Place a pizza stone on the hot grill and close the lid. Heat the stone for 13 to 15 minutes.
Meanwhile, heat half of the oil in a saucepan over medium heat. Sauté the onions for 4 to 5 minutes.
Add the maple syrup, balsamic vinegar, and thyme. Season with salt and pepper. Bring to a boil, then reduce heat to medium and simmer for 8 to 10 minutes, stirring regularly, until the onions are caramelized. Remove from heat and set aside.
In a frying pan, heat the remaining oil over medium heat. Cook the duck bacon for 4 to 5 minutes.
Add the kale to the pan and continue cooking for 2 to 3 minutes. Add the sun-dried tomatoes. Season with salt and pepper, and stir. Remove from heat.
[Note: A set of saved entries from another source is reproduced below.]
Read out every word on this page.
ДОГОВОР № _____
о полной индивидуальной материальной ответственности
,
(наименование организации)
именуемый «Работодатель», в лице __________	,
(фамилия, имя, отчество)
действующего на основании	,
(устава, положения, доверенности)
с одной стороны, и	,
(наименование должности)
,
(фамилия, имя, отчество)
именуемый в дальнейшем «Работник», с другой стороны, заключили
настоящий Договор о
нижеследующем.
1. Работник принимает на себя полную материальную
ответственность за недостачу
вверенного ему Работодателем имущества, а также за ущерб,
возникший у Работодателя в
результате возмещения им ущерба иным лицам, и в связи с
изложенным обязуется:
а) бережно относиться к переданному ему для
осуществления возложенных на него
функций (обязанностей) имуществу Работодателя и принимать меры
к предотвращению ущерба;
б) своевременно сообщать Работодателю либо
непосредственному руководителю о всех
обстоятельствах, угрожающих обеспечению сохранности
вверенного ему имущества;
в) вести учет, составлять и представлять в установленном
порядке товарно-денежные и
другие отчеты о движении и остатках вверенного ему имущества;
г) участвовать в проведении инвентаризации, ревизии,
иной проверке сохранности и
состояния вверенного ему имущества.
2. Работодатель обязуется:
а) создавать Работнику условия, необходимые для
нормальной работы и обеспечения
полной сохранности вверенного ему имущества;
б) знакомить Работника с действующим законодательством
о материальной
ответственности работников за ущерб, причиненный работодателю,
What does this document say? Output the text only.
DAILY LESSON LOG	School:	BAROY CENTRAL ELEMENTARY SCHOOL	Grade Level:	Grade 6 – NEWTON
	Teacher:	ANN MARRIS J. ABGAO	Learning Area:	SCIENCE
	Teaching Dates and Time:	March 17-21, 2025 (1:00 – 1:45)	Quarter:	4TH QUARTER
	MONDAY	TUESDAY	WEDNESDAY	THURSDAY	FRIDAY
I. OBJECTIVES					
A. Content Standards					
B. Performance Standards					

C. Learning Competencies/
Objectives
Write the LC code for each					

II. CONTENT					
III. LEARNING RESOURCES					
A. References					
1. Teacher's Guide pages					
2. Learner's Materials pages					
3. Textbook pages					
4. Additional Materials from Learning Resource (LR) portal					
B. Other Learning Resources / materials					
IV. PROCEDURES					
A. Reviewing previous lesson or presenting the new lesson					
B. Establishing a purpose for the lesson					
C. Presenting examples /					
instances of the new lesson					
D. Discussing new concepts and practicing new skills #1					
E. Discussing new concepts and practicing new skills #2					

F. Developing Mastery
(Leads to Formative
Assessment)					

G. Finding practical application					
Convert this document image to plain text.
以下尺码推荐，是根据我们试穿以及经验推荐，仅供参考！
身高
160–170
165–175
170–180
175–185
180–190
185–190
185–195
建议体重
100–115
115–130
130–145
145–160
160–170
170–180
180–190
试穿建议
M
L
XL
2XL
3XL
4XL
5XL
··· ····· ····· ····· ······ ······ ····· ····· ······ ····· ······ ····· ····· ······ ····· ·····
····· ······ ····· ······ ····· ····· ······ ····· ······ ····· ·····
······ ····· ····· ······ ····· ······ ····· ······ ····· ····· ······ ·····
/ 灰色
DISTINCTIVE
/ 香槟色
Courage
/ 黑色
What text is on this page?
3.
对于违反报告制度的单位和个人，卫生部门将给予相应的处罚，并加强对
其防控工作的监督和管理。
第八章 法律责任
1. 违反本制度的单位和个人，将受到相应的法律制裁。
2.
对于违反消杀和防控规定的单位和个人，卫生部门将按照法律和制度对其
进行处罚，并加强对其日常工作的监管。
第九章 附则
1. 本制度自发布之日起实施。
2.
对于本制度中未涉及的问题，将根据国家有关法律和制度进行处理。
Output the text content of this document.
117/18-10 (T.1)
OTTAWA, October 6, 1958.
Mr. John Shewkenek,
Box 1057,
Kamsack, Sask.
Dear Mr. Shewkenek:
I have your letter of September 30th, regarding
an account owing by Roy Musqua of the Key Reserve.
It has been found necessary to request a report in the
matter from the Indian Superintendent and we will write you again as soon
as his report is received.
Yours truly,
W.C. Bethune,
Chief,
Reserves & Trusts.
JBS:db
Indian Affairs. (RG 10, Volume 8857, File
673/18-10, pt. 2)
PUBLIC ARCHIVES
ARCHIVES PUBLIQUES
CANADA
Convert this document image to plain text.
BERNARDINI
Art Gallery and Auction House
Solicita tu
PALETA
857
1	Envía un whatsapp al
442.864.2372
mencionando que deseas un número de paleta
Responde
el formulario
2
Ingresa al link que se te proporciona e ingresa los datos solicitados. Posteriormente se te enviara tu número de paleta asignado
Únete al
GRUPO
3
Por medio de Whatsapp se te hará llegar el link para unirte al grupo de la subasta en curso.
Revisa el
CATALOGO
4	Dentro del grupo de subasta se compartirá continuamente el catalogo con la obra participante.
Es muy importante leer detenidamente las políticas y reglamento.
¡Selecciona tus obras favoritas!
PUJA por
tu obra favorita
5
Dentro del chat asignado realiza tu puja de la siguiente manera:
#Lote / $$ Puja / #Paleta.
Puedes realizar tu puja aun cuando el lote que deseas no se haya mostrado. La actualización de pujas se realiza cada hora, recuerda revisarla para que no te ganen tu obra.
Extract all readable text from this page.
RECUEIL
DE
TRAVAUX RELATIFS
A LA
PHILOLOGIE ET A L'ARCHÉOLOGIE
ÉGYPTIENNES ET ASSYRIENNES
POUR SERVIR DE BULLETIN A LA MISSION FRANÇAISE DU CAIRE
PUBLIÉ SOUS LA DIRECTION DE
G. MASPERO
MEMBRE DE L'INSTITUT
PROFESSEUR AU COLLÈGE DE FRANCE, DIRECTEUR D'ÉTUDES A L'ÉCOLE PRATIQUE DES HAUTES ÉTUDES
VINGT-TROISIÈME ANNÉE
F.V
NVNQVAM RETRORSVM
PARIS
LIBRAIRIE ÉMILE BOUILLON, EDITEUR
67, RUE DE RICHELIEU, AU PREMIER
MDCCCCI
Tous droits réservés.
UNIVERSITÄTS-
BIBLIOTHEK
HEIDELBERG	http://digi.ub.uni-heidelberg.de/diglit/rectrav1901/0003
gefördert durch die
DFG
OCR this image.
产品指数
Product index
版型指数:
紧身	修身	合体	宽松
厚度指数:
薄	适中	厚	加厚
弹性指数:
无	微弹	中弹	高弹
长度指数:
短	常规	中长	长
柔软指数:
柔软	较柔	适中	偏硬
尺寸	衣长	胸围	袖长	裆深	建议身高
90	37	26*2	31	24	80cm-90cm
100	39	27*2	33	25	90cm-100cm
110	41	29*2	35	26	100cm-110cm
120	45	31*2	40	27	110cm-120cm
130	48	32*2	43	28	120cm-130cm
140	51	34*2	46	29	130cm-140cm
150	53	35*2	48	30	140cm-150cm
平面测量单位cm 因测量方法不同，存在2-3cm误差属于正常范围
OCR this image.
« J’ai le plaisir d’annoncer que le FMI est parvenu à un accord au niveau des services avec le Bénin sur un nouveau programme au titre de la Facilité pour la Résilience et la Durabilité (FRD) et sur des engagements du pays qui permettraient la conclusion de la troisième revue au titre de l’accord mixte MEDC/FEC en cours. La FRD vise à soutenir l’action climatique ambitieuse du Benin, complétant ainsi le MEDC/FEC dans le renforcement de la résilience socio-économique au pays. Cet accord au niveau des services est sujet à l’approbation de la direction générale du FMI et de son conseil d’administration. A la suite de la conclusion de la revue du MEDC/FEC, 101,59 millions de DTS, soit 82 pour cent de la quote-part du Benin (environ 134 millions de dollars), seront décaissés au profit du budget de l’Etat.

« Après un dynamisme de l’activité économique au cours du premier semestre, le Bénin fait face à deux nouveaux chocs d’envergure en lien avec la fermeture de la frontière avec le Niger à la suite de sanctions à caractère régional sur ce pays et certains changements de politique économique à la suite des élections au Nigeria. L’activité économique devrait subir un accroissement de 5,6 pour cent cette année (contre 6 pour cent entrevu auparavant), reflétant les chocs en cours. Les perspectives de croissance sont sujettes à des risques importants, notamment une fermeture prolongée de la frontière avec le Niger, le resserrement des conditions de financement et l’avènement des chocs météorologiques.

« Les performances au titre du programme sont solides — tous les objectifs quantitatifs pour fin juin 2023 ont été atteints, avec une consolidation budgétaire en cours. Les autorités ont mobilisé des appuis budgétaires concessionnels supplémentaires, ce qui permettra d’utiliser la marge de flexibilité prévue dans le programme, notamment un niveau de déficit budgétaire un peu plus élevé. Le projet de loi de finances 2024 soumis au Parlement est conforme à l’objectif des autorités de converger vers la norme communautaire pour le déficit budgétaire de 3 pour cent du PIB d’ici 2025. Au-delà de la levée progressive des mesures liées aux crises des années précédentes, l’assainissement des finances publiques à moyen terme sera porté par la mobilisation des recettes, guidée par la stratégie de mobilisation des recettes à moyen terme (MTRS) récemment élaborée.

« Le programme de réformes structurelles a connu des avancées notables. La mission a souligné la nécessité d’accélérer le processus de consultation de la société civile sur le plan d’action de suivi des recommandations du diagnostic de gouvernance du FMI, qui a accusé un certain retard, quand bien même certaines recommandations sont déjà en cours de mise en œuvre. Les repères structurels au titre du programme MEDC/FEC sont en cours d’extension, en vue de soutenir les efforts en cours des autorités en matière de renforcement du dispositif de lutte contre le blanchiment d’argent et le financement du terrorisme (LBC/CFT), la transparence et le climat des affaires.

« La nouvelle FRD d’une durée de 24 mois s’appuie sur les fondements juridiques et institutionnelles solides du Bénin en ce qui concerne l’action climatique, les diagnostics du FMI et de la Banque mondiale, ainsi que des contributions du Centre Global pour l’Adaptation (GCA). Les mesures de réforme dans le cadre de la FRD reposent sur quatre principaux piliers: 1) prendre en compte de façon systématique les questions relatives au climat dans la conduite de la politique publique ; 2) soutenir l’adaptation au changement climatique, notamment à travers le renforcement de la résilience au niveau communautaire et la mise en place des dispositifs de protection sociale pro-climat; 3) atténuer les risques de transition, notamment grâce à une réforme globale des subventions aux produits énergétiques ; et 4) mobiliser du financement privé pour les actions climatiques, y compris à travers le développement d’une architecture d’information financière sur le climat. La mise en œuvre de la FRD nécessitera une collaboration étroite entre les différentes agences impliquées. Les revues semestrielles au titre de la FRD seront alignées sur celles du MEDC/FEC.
On a lightly floured surface, stretch the pizza dough into a 30cm (12 inch) diameter circle. Place the dough on a pizza pan or a wooden board.
Top the pizza with the caramelized onions and the bacon mixture, leaving a small border. Cover with cheese.
Carefully slide the pizza onto the hot pizza stone. Close the barbecue lid and cook for 10 to 12 minutes.